Sam Yahel – Truth And Beauty
Yahel has been steadily rising in stature among the current generation of New York-based jazz musicians and Truth And Beauty is the record that should put him on par with the top artists in that group. There are a lot of subtleties in both Yahel's organ playing and composing that belies the seemingly simple structures at the surface of these songs. And with his running buddies Joshua Redman and Brian Blade rounding out his band, it's a record with a triple threat. Read my full review here.

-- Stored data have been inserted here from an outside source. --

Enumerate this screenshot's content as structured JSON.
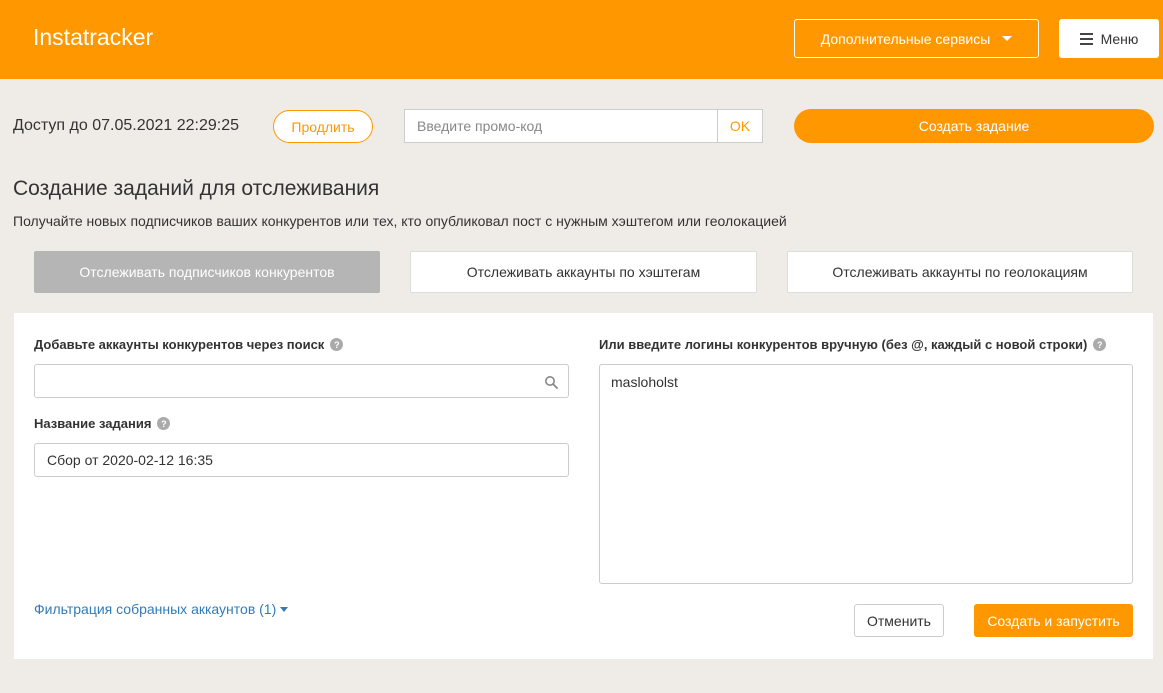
{
  "header": {
    "brand": "Instatracker",
    "services_label": "Дополнительные сервисы",
    "menu_label": "Меню"
  },
  "account": {
    "access_text": "Доступ до 07.05.2021 22:29:25",
    "extend_label": "Продлить",
    "promo_placeholder": "Введите промо-код",
    "ok_label": "OK",
    "create_task_label": "Создать задание"
  },
  "page": {
    "title": "Создание заданий для отслеживания",
    "subtitle": "Получайте новых подписчиков ваших конкурентов или тех, кто опубликовал пост с нужным хэштегом или геолокацией"
  },
  "tabs": [
    {
      "label": "Отслеживать подписчиков конкурентов",
      "active": true
    },
    {
      "label": "Отслеживать аккаунты по хэштегам",
      "active": false
    },
    {
      "label": "Отслеживать аккаунты по геолокациям",
      "active": false
    }
  ],
  "form": {
    "search_label": "Добавьте аккаунты конкурентов через поиск",
    "search_value": "",
    "name_label": "Название задания",
    "name_value": "Сбор от 2020-02-12 16:35",
    "manual_label": "Или введите логины конкурентов вручную (без @, каждый с новой строки)",
    "manual_value": "masloholst",
    "filter_link": "Фильтрация собранных аккаунтов (1)",
    "cancel_label": "Отменить",
    "start_label": "Создать и запустить",
    "help_glyph": "?"
  },
  "colors": {
    "accent": "#ff9800",
    "link": "#337ab7",
    "background": "#efece8",
    "active_tab": "#b5b5b5"
  },
  "icons": [
    "chevron-down-icon",
    "hamburger-icon",
    "help-icon",
    "search-icon"
  ]
}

Umphrey's McGee – The Bottom Half
UM seems intent on making rock-oriented jam band music fun again and the outtakes collection The Bottom Half makes another convincing case that it was supposed to be that way all along. Listening to this set of songs that remain of almost consistently good quality despite veering wildly from rock to country to Jamaican to funk gives "outtakes" a good name. Read my full review here.
Bruce Hornsby – Camp Meeting
The story of this CD is that rock star Hornsby goes headlong into challenging jazz and winds up sounding like a seasoned pro doing it. He composes complex, interesting originals and takes fresh approaches to familiar covers. Bruce could have easily looked like an idiot making this record but the dice he rolled came up with a seven. Read my full review here.
John Mellencamp – Freedom's Road
Strange that I would like this record so much because I never was a big fan of Mellencamp's in his heyday and Freedom's Road isn't that stylistically different from his classic era. Maybe it's because now he seems settled into the confident role of an old vet skillfully plying his trade rather than trying to find his niche somewhere between Springsteen and the Stones. It's also a consistently strong batch of songs, the Chevy truck ditty notwithstanding. Even though we've still got The Boss taking the pulse of America, the former Mr. Cougar has more quietly accumulated plenty enough credibility to pull that off, too. Lord knows there's certainly room for more for his ilk these days. Read Nick Deriso's full review here.
Bill Frisell, et. al. – Floratone
The self-styled guitarist Bill Frisell teams with percussionist Matt Chamberlain and two producers Lee Townsend & Tucker Martine to combine extemporaneous jams with Teo Macero-esque editing. The upshot to this studio mad science is soundscapes that sound cutting edge and typical Frisell at the same time. Read my full review here.